Yancey Spruill: Well, I think in the bigger picture AI is a very compute intensive, storage intensive, bandwidth intensive products that, however, the ultimate products are successful products shakeout. And so, i.e. infrastructure is a service intensive. So I think overall, AI tools, applications will ultimately be a tailwind for our business. And as I cited earlier, there are already businesses who are running AI models that are whole premise as artificial intelligence that are serving customers at reasonable size on our platform today and have been for years. So as it relates to sort of the core compute, what we would be looking to offer is capabilities that allow our customers to leverage AI tools, our build language models or run complex compute algorithms beyond what they can do today on our platform, which is why we also acknowledge that we’re looking at GPUs. So not sure I understand specifically your question or that’s something that we are necessarily concerned about in terms of the infrastructure part of our business, because we think infrastructure enables AI applications.

And frankly, we should be a beneficiary over time. We’ve already been a beneficiary from AI models businesses running on our platform as of today.

Gabriela Borges: Thank you for the detail.

Operator: Your next question comes from the line of Jim Fish from Piper Sandler. Your line is open.

Quinton Gabrielli: Hey guys. This is Quinton on for Jim Fish. Thanks for taking our question. With another quarter of learnings behind the team following the Cloudways deal, has there been any changes in the other managed service provider’s willingness to offer DigitalOcean just due to your accelerated investments in Cloudways? Or have those channel relationships remained relatively unchanged following Cloudways? Thank you.

Yancey Spruill: So the managed hosting, managed services business is very large and very fragmented around the world. This was, obviously, a key diligence concern for us as we were going through the negotiations and the conversations with Cloudways a year ago. And the sentiment was that it would not be an issue and the reality is that it is not an issue. We are not seeing other managed service and hosting providers that have been meaningful customers on DigitalOcean. We have not seen them move volumes away. In fact, one of the larger ones on our platform that is a multi-cloud managed hoster moved cloud services onto our platform as a part of the optimizations in Q1. So the direct answer to your question is, we have not seen it. We weren’t concerned going into the deal after diligence and it’s not something we’ve seen in this two plus quarters that we’ve owned the company.
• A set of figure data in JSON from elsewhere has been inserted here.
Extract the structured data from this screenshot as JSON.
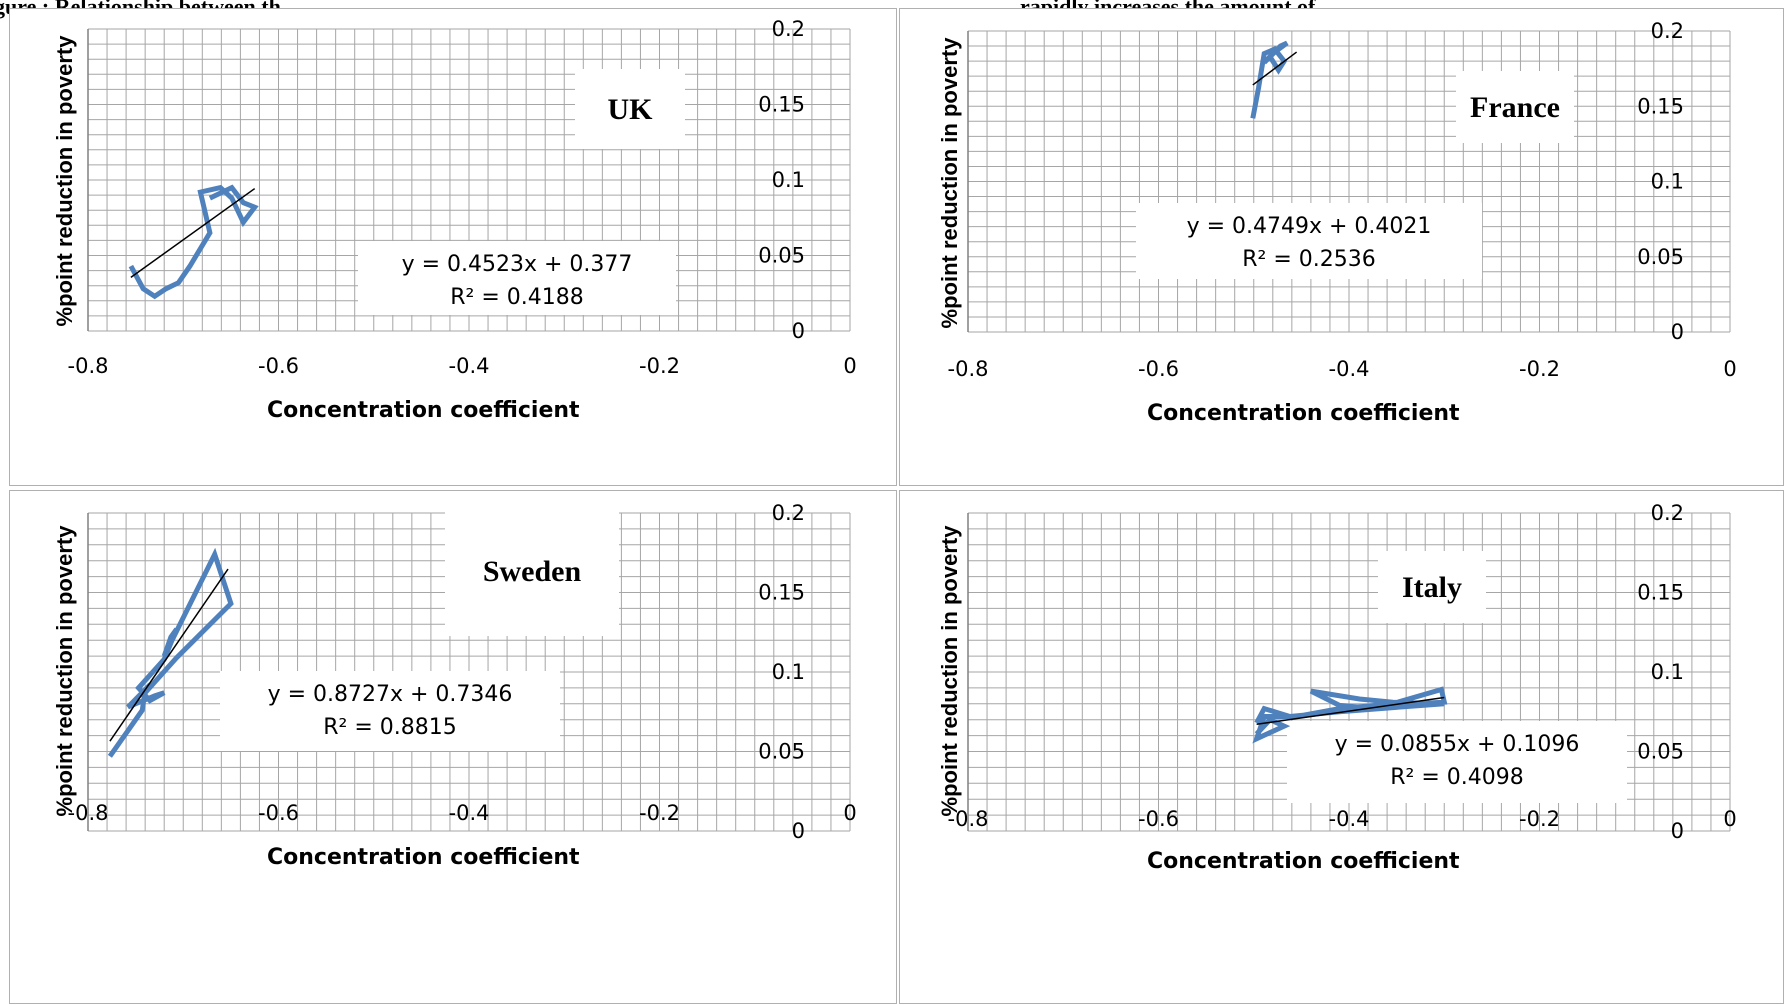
{
  "caption": {
    "left": "gure : Relationship between th",
    "right": "rapidly increases the amount of"
  },
  "colors": {
    "series": "#4f81bd",
    "trend": "#000000",
    "grid": "#a6a6a6"
  },
  "chart_data": [
    {
      "type": "line",
      "title": "UK",
      "xlabel": "Concentration coefficient",
      "ylabel": "%point reduction in poverty",
      "xlim": [
        -0.8,
        0
      ],
      "ylim": [
        0,
        0.2
      ],
      "xticks": [
        "-0.8",
        "-0.6",
        "-0.4",
        "-0.2",
        "0"
      ],
      "yticks": [
        "0",
        "0.05",
        "0.1",
        "0.15",
        "0.2"
      ],
      "grid": true,
      "series": [
        {
          "x": [
            -0.755,
            -0.742,
            -0.73,
            -0.718,
            -0.705,
            -0.693,
            -0.672,
            -0.682,
            -0.661,
            -0.649,
            -0.637,
            -0.625,
            -0.637,
            -0.649,
            -0.672
          ],
          "y": [
            0.043,
            0.028,
            0.023,
            0.028,
            0.032,
            0.043,
            0.065,
            0.092,
            0.095,
            0.088,
            0.072,
            0.082,
            0.085,
            0.095,
            0.088
          ]
        }
      ],
      "trendline": {
        "equation": "y = 0.4523x + 0.377",
        "r2": "R² = 0.4188",
        "x_range": [
          -0.755,
          -0.625
        ]
      }
    },
    {
      "type": "line",
      "title": "France",
      "xlabel": "Concentration coefficient",
      "ylabel": "%point reduction in poverty",
      "xlim": [
        -0.8,
        0
      ],
      "ylim": [
        0,
        0.2
      ],
      "xticks": [
        "-0.8",
        "-0.6",
        "-0.4",
        "-0.2",
        "0"
      ],
      "yticks": [
        "0",
        "0.05",
        "0.1",
        "0.15",
        "0.2"
      ],
      "grid": true,
      "series": [
        {
          "x": [
            -0.501,
            -0.495,
            -0.489,
            -0.478,
            -0.468,
            -0.474,
            -0.483,
            -0.472,
            -0.465,
            -0.478,
            -0.489
          ],
          "y": [
            0.142,
            0.162,
            0.185,
            0.188,
            0.18,
            0.174,
            0.183,
            0.19,
            0.192,
            0.186,
            0.179
          ]
        }
      ],
      "trendline": {
        "equation": "y = 0.4749x + 0.4021",
        "r2": "R² = 0.2536",
        "x_range": [
          -0.501,
          -0.455
        ]
      }
    },
    {
      "type": "line",
      "title": "Sweden",
      "xlabel": "Concentration coefficient",
      "ylabel": "%point reduction in poverty",
      "xlim": [
        -0.8,
        0
      ],
      "ylim": [
        0,
        0.2
      ],
      "xticks": [
        "-0.8",
        "-0.6",
        "-0.4",
        "-0.2",
        "0"
      ],
      "yticks": [
        "0",
        "0.05",
        "0.1",
        "0.15",
        "0.2"
      ],
      "grid": true,
      "series": [
        {
          "x": [
            -0.777,
            -0.743,
            -0.74,
            -0.758,
            -0.73,
            -0.72,
            -0.735,
            -0.747,
            -0.72,
            -0.707,
            -0.713,
            -0.72,
            -0.667,
            -0.65,
            -0.707,
            -0.74
          ],
          "y": [
            0.047,
            0.076,
            0.089,
            0.078,
            0.085,
            0.087,
            0.082,
            0.09,
            0.108,
            0.127,
            0.122,
            0.11,
            0.174,
            0.143,
            0.109,
            0.087
          ]
        }
      ],
      "trendline": {
        "equation": "y = 0.8727x + 0.7346",
        "r2": "R² = 0.8815",
        "x_range": [
          -0.777,
          -0.653
        ]
      }
    },
    {
      "type": "line",
      "title": "Italy",
      "xlabel": "Concentration coefficient",
      "ylabel": "%point reduction in poverty",
      "xlim": [
        -0.8,
        0
      ],
      "ylim": [
        0,
        0.2
      ],
      "xticks": [
        "-0.8",
        "-0.6",
        "-0.4",
        "-0.2",
        "0"
      ],
      "yticks": [
        "0",
        "0.05",
        "0.1",
        "0.15",
        "0.2"
      ],
      "grid": true,
      "series": [
        {
          "x": [
            -0.497,
            -0.483,
            -0.468,
            -0.497,
            -0.489,
            -0.455,
            -0.41,
            -0.372,
            -0.3,
            -0.303,
            -0.372,
            -0.41,
            -0.44,
            -0.389,
            -0.354,
            -0.3,
            -0.346,
            -0.41,
            -0.462,
            -0.489,
            -0.497
          ],
          "y": [
            0.061,
            0.07,
            0.066,
            0.058,
            0.072,
            0.072,
            0.077,
            0.079,
            0.081,
            0.089,
            0.077,
            0.079,
            0.088,
            0.083,
            0.081,
            0.08,
            0.078,
            0.075,
            0.072,
            0.077,
            0.068
          ]
        }
      ],
      "trendline": {
        "equation": "y = 0.0855x + 0.1096",
        "r2": "R² = 0.4098",
        "x_range": [
          -0.497,
          -0.3
        ]
      }
    }
  ]
}
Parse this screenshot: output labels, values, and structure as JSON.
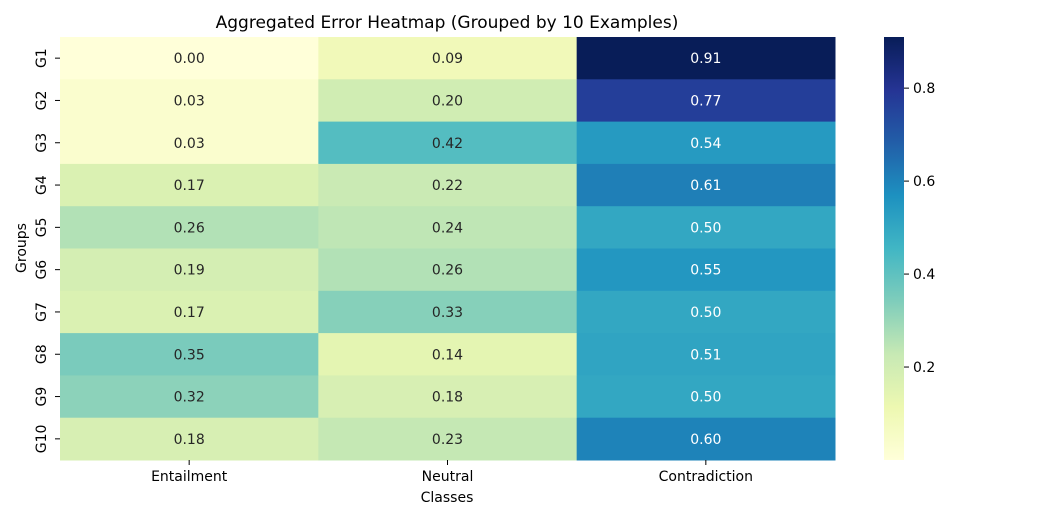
{
  "chart_data": {
    "type": "heatmap",
    "title": "Aggregated Error Heatmap (Grouped by 10 Examples)",
    "xlabel": "Classes",
    "ylabel": "Groups",
    "columns": [
      "Entailment",
      "Neutral",
      "Contradiction"
    ],
    "rows": [
      "G1",
      "G2",
      "G3",
      "G4",
      "G5",
      "G6",
      "G7",
      "G8",
      "G9",
      "G10"
    ],
    "values": [
      [
        0.0,
        0.09,
        0.91
      ],
      [
        0.03,
        0.2,
        0.77
      ],
      [
        0.03,
        0.42,
        0.54
      ],
      [
        0.17,
        0.22,
        0.61
      ],
      [
        0.26,
        0.24,
        0.5
      ],
      [
        0.19,
        0.26,
        0.55
      ],
      [
        0.17,
        0.33,
        0.5
      ],
      [
        0.35,
        0.14,
        0.51
      ],
      [
        0.32,
        0.18,
        0.5
      ],
      [
        0.18,
        0.23,
        0.6
      ]
    ],
    "value_labels": [
      [
        "0.00",
        "0.09",
        "0.91"
      ],
      [
        "0.03",
        "0.20",
        "0.77"
      ],
      [
        "0.03",
        "0.42",
        "0.54"
      ],
      [
        "0.17",
        "0.22",
        "0.61"
      ],
      [
        "0.26",
        "0.24",
        "0.50"
      ],
      [
        "0.19",
        "0.26",
        "0.55"
      ],
      [
        "0.17",
        "0.33",
        "0.50"
      ],
      [
        "0.35",
        "0.14",
        "0.51"
      ],
      [
        "0.32",
        "0.18",
        "0.50"
      ],
      [
        "0.18",
        "0.23",
        "0.60"
      ]
    ],
    "colormap": "YlGnBu",
    "color_range": [
      0.0,
      0.91
    ],
    "colorbar": {
      "ticks": [
        0.2,
        0.4,
        0.6,
        0.8
      ],
      "tick_labels": [
        "0.2",
        "0.4",
        "0.6",
        "0.8"
      ]
    },
    "grid": false,
    "legend": "colorbar-right"
  }
}
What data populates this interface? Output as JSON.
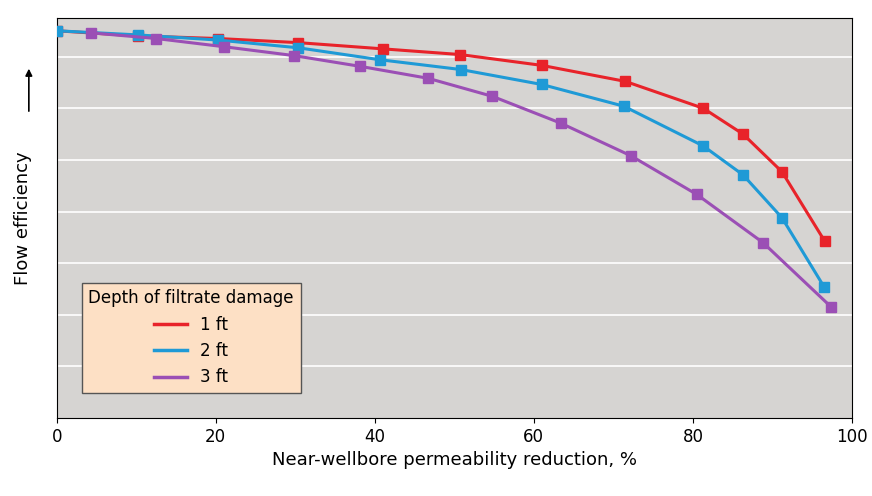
{
  "chart_data": {
    "type": "line",
    "x_label": "Near-wellbore permeability reduction, %",
    "y_label": "Flow efficiency",
    "xlim": [
      0,
      100
    ],
    "xticks": [
      0,
      20,
      40,
      60,
      80,
      100
    ],
    "ylim": [
      0,
      7.75
    ],
    "yticks": [
      1,
      2,
      3,
      4,
      5,
      6,
      7
    ],
    "tick_labels": "x",
    "grid": true,
    "legend": "lower left",
    "legend_title": "Depth of filtrate damage",
    "marker": "square",
    "line_style": "solid",
    "series": [
      {
        "name": "1 ft",
        "color": "#e8232a",
        "x": [
          0,
          10.2,
          20.3,
          30.4,
          41,
          50.7,
          61,
          71.5,
          81.3,
          86.3,
          91.2,
          96.6
        ],
        "values": [
          7.5,
          7.4,
          7.35,
          7.27,
          7.15,
          7.04,
          6.83,
          6.52,
          6.0,
          5.5,
          4.77,
          3.42
        ]
      },
      {
        "name": "2 ft",
        "color": "#1f9ad6",
        "x": [
          0,
          10.2,
          20.3,
          30.4,
          40.6,
          50.8,
          61,
          71.3,
          81.3,
          86.3,
          91.2,
          96.5
        ],
        "values": [
          7.5,
          7.42,
          7.32,
          7.17,
          6.94,
          6.75,
          6.46,
          6.04,
          5.27,
          4.71,
          3.88,
          2.54
        ]
      },
      {
        "name": "3 ft",
        "color": "#9b4fb5",
        "x": [
          4.3,
          12.5,
          21.1,
          29.8,
          38.2,
          46.7,
          54.8,
          63.4,
          72.2,
          80.5,
          88.8,
          97.4
        ],
        "values": [
          7.46,
          7.35,
          7.19,
          7.02,
          6.81,
          6.58,
          6.23,
          5.71,
          5.08,
          4.33,
          3.4,
          2.15
        ]
      }
    ]
  }
}
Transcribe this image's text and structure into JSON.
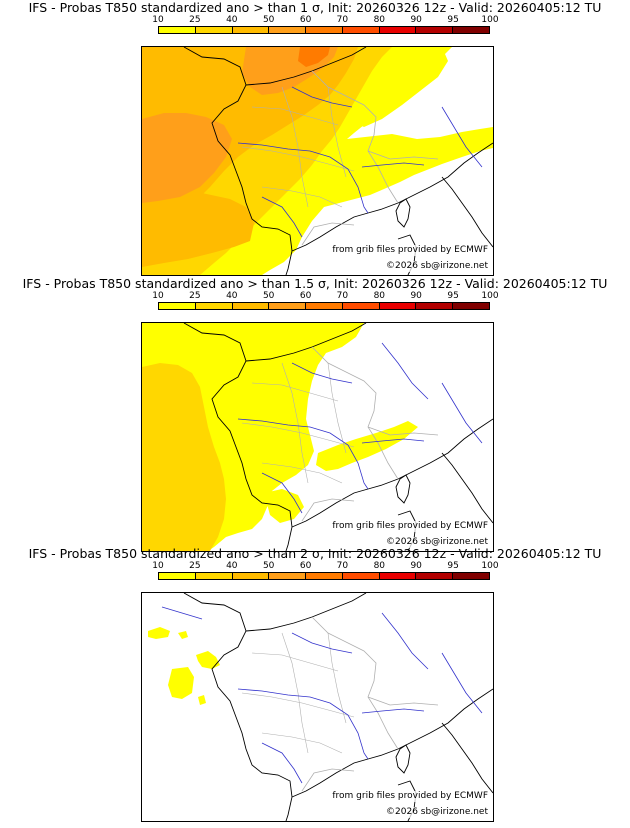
{
  "legend": {
    "ticks": [
      "10",
      "25",
      "40",
      "50",
      "60",
      "70",
      "80",
      "90",
      "95",
      "100"
    ],
    "colors": [
      "#ffff00",
      "#ffd700",
      "#ffbb00",
      "#ff9f1a",
      "#ff7b00",
      "#ff4d00",
      "#e80000",
      "#b30000",
      "#800000"
    ]
  },
  "map_colors": {
    "coast": "#000000",
    "borders": "#b0b0b0",
    "rivers": "#3333cc",
    "background": "#ffffff"
  },
  "panels": [
    {
      "title": "IFS - Probas T850  standardized ano > than 1 σ, Init: 20260326 12z - Valid: 20260405:12 TU",
      "source_credit": "from grib files provided by ECMWF",
      "copyright": "©2026 sb@irizone.net"
    },
    {
      "title": "IFS - Probas T850  standardized ano > than 1.5 σ, Init: 20260326 12z - Valid: 20260405:12 TU",
      "source_credit": "from grib files provided by ECMWF",
      "copyright": "©2026 sb@irizone.net"
    },
    {
      "title": "IFS - Probas T850  standardized ano > than 2 σ, Init: 20260326 12z - Valid: 20260405:12 TU",
      "source_credit": "from grib files provided by ECMWF",
      "copyright": "©2026 sb@irizone.net"
    }
  ]
}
Quinton Gabrielli: Got it. Helpful. Thank you.

Operator: And that concludes our Q&A session for today. I would like to turn the call back over to Yancey Spruill for closing remarks.

Yancey Spruill: Thank you all for joining us. We truly appreciate the opportunity to update you on our progress and in transforming our business into a durable high growth business and a free cash flow machine in both good times and in bad. We look forward to continuing the conversation in the weeks and months ahead as we work hard to realize this limitless potential of this opportunity we call DigitalOcean. Have a great rest of the day.

Operator: This concludes today’s conference call. Enjoy the rest of your day. You may now disconnect.